The Brookings Institution, a respected US thinktank, reported over the weekend that Iran appears to have committed three battalion-sized groups of Quds force personnel – likely to be trainers and advisers tasked to improve the performance of indigenous Iraqi units, rather than to fight themselves.

Suleimani also manages Iranian ties with the Lebanese Shia movement Hezbollah, vital in giving Bashar al-Assad the edge over the Syrian rebels fighting to overthrow him. Now another important client, Maliki, is in serious trouble and Tehran is being forced to defend him and century-old national borders that are being eroded by violent jihadis with potentially disastrous consequences for the balance of power across the region.

Iran wields considerable influence in Iraq, though Iraq's Shia majority have good national and religious reasons of their own for fighting Sunni extremism: Ayatollah Ali Sistani, the community's spiritual authority, who is often described as a "quietist," called for Iraqis to defend themselves against Isis.

Tehran is sending out the same message: the Iraqi-born Iranian Ayatollah Mohammad Hashemi Shahroudi, who is close to Ayatollah Khamenei, Iran's supreme leader, urged Iraqis to unite against terrorism. Ayatollah Mohammad Emami-Kashani, another senior Iranian cleric, gave part of his Friday prayer address in Arabic rather than Persian to express support for "the great and brave people of Iraq".

US responses to the crisis have been more transparent but are hard to predict. Barack Obama's decision to deploy an aircraft carrier to the Gulf does not mean combat missions will automatically follow.

Putting American boots back on the ground in Iraq seems unthinkable in the light of the president's instinctive wish to avoid new Middle Eastern entanglements – even when, as in the case of last summer's Syrian chemical weapons attacks, his own "red lines" and wider US credibility are at stake.

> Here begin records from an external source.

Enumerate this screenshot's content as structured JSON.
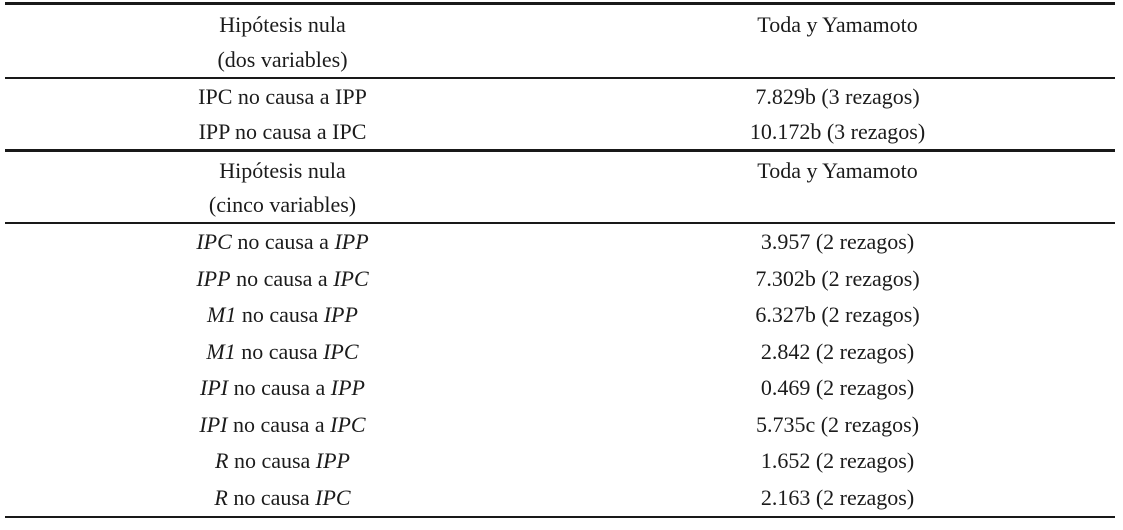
{
  "document": {
    "background_color": "#ffffff",
    "text_color": "#1b1b1b",
    "rule_color": "#191919"
  },
  "table": {
    "sections": [
      {
        "header": {
          "hypothesis_line1": "Hipótesis nula",
          "hypothesis_line2": "(dos variables)",
          "test_label": "Toda y Yamamoto"
        },
        "variables_italic": false,
        "rows": [
          {
            "cause": "IPC",
            "relation": " no causa a ",
            "effect": "IPP",
            "statistic": "7.829b (3 rezagos)"
          },
          {
            "cause": "IPP",
            "relation": " no causa a ",
            "effect": "IPC",
            "statistic": "10.172b (3 rezagos)"
          }
        ]
      },
      {
        "header": {
          "hypothesis_line1": "Hipótesis nula",
          "hypothesis_line2": "(cinco variables)",
          "test_label": "Toda y Yamamoto"
        },
        "variables_italic": true,
        "rows": [
          {
            "cause": "IPC",
            "relation": " no causa a ",
            "effect": "IPP",
            "statistic": "3.957 (2 rezagos)"
          },
          {
            "cause": "IPP",
            "relation": " no causa a ",
            "effect": "IPC",
            "statistic": "7.302b (2 rezagos)"
          },
          {
            "cause": "M1",
            "relation": " no causa ",
            "effect": "IPP",
            "statistic": "6.327b (2 rezagos)"
          },
          {
            "cause": "M1",
            "relation": " no causa ",
            "effect": "IPC",
            "statistic": "2.842 (2 rezagos)"
          },
          {
            "cause": "IPI",
            "relation": " no causa a ",
            "effect": "IPP",
            "statistic": "0.469 (2 rezagos)"
          },
          {
            "cause": "IPI",
            "relation": " no causa a ",
            "effect": "IPC",
            "statistic": "5.735c (2 rezagos)"
          },
          {
            "cause": "R",
            "relation": " no causa ",
            "effect": "IPP",
            "statistic": "1.652 (2 rezagos)"
          },
          {
            "cause": "R",
            "relation": " no causa ",
            "effect": "IPC",
            "statistic": "2.163 (2 rezagos)"
          }
        ]
      }
    ]
  }
}
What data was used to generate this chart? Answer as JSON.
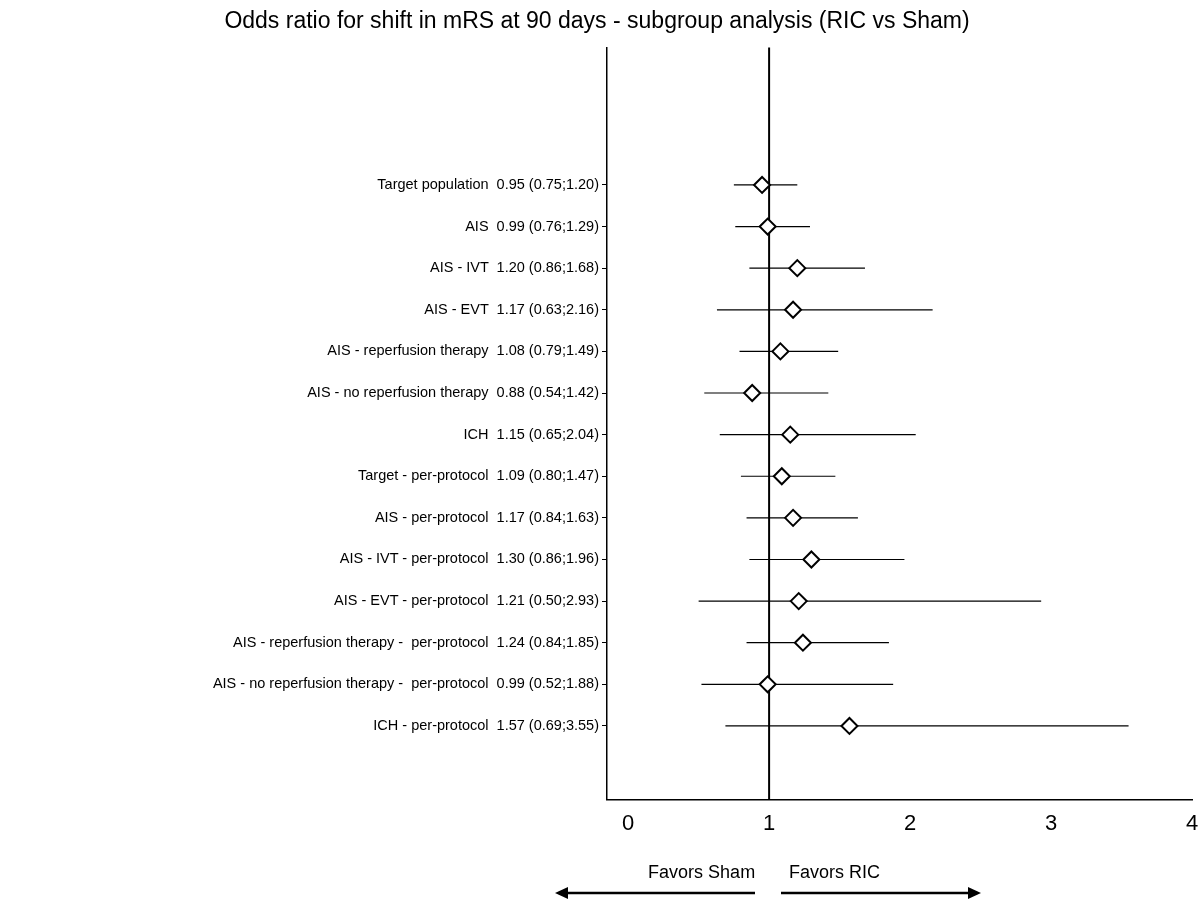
{
  "chart_data": {
    "type": "scatter",
    "orientation": "horizontal",
    "title": "Odds ratio for shift in mRS at 90 days - subgroup analysis (RIC vs Sham)",
    "categories": [
      "Target population  0.95 (0.75;1.20)",
      "AIS  0.99 (0.76;1.29)",
      "AIS - IVT  1.20 (0.86;1.68)",
      "AIS - EVT  1.17 (0.63;2.16)",
      "AIS - reperfusion therapy  1.08 (0.79;1.49)",
      "AIS - no reperfusion therapy  0.88 (0.54;1.42)",
      "ICH  1.15 (0.65;2.04)",
      "Target - per-protocol  1.09 (0.80;1.47)",
      "AIS - per-protocol  1.17 (0.84;1.63)",
      "AIS - IVT - per-protocol  1.30 (0.86;1.96)",
      "AIS - EVT - per-protocol  1.21 (0.50;2.93)",
      "AIS - reperfusion therapy -  per-protocol  1.24 (0.84;1.85)",
      "AIS - no reperfusion therapy -  per-protocol  0.99 (0.52;1.88)",
      "ICH - per-protocol  1.57 (0.69;3.55)"
    ],
    "values": [
      0.95,
      0.99,
      1.2,
      1.17,
      1.08,
      0.88,
      1.15,
      1.09,
      1.17,
      1.3,
      1.21,
      1.24,
      0.99,
      1.57
    ],
    "errors": [
      [
        0.75,
        1.2
      ],
      [
        0.76,
        1.29
      ],
      [
        0.86,
        1.68
      ],
      [
        0.63,
        2.16
      ],
      [
        0.79,
        1.49
      ],
      [
        0.54,
        1.42
      ],
      [
        0.65,
        2.04
      ],
      [
        0.8,
        1.47
      ],
      [
        0.84,
        1.63
      ],
      [
        0.86,
        1.96
      ],
      [
        0.5,
        2.93
      ],
      [
        0.84,
        1.85
      ],
      [
        0.52,
        1.88
      ],
      [
        0.69,
        3.55
      ]
    ],
    "color": "#000000",
    "marker": "diamond",
    "xlim": [
      -0.15,
      4
    ],
    "xticks": [
      0,
      1,
      2,
      3,
      4
    ],
    "ref_lines": [
      {
        "axis": "x",
        "value": 1,
        "color": "#000000"
      }
    ],
    "annotations": [
      "Favors Sham",
      "Favors RIC"
    ],
    "grid": false,
    "legend": false
  }
}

Commentators in Tehran and Washington have argued that these old enemies share significant interests in defending the status quo in Baghdad: for example, both had urged Maliki to act more inclusively to stop alienating Sunnis for fear of empowering Isis.

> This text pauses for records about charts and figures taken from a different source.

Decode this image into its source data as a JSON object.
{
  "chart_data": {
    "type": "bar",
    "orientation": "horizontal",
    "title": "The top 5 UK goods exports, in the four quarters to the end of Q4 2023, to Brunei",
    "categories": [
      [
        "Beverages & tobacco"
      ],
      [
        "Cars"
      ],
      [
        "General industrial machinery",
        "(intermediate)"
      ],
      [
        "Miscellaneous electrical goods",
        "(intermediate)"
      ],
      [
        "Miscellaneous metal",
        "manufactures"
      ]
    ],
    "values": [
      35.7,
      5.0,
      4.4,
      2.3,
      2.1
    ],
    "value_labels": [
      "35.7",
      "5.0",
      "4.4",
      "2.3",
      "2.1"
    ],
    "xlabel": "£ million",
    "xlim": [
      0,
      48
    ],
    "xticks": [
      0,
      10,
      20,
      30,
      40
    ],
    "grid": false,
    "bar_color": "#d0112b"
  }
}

"Iraq is one of those places that contradicts the popular notion that Iranian and American interests constitute a zero-sum game," the analyst Kenneth Pollack, a CIA veteran, commented on the eve of the April elections. "There, what is bad for Iran is often just as bad for the United States and what they want to see is often what we want to see as well."

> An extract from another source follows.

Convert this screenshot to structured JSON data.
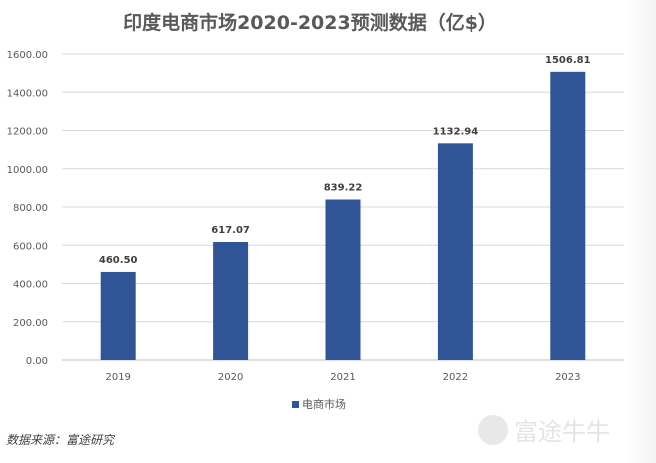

Whether those common interests will extend to actual, as opposed to de facto, military coordination – US air strikes or drone intelligence in support of Iranian revolutionary guards, or Iranian-advised Iraqi units – remains to be seen. It is fascinating too to speculate whether any cooperation could impact on the ongoing talks on Iran's nuclear programme, a month before the deadline for a deal.

Iraq's Kurds have been clearer in their approach to the crisis. The humiliating flight of the Iraqi army in the face of the Isis takeover of Mosul created a golden opportunity for peshmerga forces – the best-trained and equipped military units in the country – to occupy territory outside the provinces controlled by the Kurdish regional government (KRG), especially in the Kirkuk area.

Erbil – in conflict with Baghdad over oil resources, revenues and territory – has certainly gained some handy leverage over Maliki. But the changes may be a mixed blessing. Aside from having to absorb huge numbers of refugees, the Kurds could face difficulties with their new neighbours.

"The KRG will not only have to secure greater territories and populations from extremist groups on its borders," the analyst Denise Natali warned in Al-Monitor, "but also manoeuvre its nationalist agenda through radicalised Sunni Arab populations that may be even more resistant than Maliki and Shia groups."